Any commentator who can see in Trump’s approach a form of nihilism is devoid of understanding not just of politics but of history and philosophy. The suicide it may not seek but would certainly advance if any notice were taken of what Levy has written, is that of the Israeli state. In the long sweep of history, four years, or even eight if it comes to that, will pass before you know it, in the same way that Obama was elected and is now himself gone from power. That Jews and Israel must balance all of these considerations in real time in the midst of a Middle East whose future contours remain as invisible and unforeseeable as is the evolution of American political attitudes. This is the nature of all political calculation. But to advise Jews and Israel not to work with the American president because it would be “the most atrocious of capitulations” to the historical intellectual traditions of the Jews is pure madness. The danger is not in Donald Trump but in following the advice of Bernard-Henry Levy and the NYT. They seem to be among the greatest enemies Israel and the Jewish people must deal with today.

The million women march

All modern mass movements in politics are socialist. I cannot think of an exception to the rule that if someone is marching in the street, they are looking for the state to manage the economy, to give them something for free, and for individual rights to be suppressed. As I write this from the former Marxist state of Poland, what comes across is that the true horror of communism is not that living standards were lower, it is that you could not run your own life as you chose by following your own personal desires. It was the suppression of the right to live as one would personally wish that makes socialism so devastating, not to mention that in doing so they also impoverish a community.

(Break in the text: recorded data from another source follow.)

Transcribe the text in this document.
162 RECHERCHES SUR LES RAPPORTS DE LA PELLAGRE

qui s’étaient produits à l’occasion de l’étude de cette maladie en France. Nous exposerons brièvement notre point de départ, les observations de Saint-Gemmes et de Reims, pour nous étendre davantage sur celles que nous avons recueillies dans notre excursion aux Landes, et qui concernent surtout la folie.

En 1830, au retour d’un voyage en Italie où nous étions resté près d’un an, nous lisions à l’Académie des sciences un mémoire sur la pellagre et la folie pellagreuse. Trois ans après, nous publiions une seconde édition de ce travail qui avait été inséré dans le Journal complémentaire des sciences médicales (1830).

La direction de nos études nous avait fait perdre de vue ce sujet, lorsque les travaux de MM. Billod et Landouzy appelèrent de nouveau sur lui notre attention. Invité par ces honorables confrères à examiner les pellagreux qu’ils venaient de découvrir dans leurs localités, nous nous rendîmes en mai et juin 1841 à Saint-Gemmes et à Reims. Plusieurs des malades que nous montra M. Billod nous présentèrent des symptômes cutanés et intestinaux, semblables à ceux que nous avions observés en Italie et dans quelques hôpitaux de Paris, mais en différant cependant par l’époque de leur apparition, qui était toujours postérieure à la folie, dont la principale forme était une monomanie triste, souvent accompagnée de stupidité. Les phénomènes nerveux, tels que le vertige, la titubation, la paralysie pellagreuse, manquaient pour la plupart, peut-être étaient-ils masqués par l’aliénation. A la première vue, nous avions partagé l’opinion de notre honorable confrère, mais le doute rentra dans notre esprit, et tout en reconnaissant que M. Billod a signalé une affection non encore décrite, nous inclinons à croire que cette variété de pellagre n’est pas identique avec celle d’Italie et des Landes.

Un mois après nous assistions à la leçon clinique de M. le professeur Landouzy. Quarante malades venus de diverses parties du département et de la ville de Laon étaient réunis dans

In politics, everyone has an agenda. My own personal agenda was set for me by the values of The Enlightenment, whose most important text may have been Adam Smith’s Wealth of Nations. The Declaration of Independence was signed in the same year that the book was first published, and it is these values that all subsequent history has shown has led to the most contented societies as well as the most prosperous.

Our greatest enemies are those who would run our lives as they see fit. Whether theological, social or through a lust for power or wealth, there are all too many who would like to take our freedoms from us, who would like to tell us how to run our lives. And matched with that, it seems as if half the population of the nations in which The Enlightenment came to be the ruling political philosophy have a hatred and fear of freedom and are unable and unwilling to direct their own lives on their own.

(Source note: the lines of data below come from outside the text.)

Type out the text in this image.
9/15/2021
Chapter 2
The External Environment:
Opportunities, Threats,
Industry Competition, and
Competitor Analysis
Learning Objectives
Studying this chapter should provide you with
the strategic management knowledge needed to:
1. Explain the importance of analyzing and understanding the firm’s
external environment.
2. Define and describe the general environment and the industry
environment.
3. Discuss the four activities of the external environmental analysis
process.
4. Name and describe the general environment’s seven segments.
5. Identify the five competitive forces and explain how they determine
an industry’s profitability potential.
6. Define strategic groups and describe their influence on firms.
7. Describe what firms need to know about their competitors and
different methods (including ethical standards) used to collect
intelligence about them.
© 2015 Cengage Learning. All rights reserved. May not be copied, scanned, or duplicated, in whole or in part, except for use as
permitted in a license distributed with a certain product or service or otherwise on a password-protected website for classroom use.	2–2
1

There were a million in attendance at the Women’s Marches around the world yesterday. Quite a lot of people, but very clearly a small minority. Socialists love marching around to demand their rights, but if there is some right that women today want that is not about suppressing freedom for others in some way I don’t know what it is. Everything that needed to be said about women’s rights was said by John Stuart Mill in his The Subjection of Women. If it comes to that, I wrote the only article to be found on the net on The greatest woman of the twentieth century, who was without doubt Margaret Thatcher, but which no one else had mentioned until I did in 2010 because she is a daughter of The Enlightenment and not some socialist seeking to rule the world based on some Marxist philosophy of some kind or another. And if it comes to that, Sarah Palin remains for me the great missed opportunity, giving us Barack Obama instead.

There is no agenda for the million on the street. There is nothing coherent they want that they do not have, and there is nothing that Donald Trump will take from them that they have already. Unless, of course, what they want is a socialist state. That they cannot have, and they are very lucky that for the moment at least, no one is of a mind to give it to them.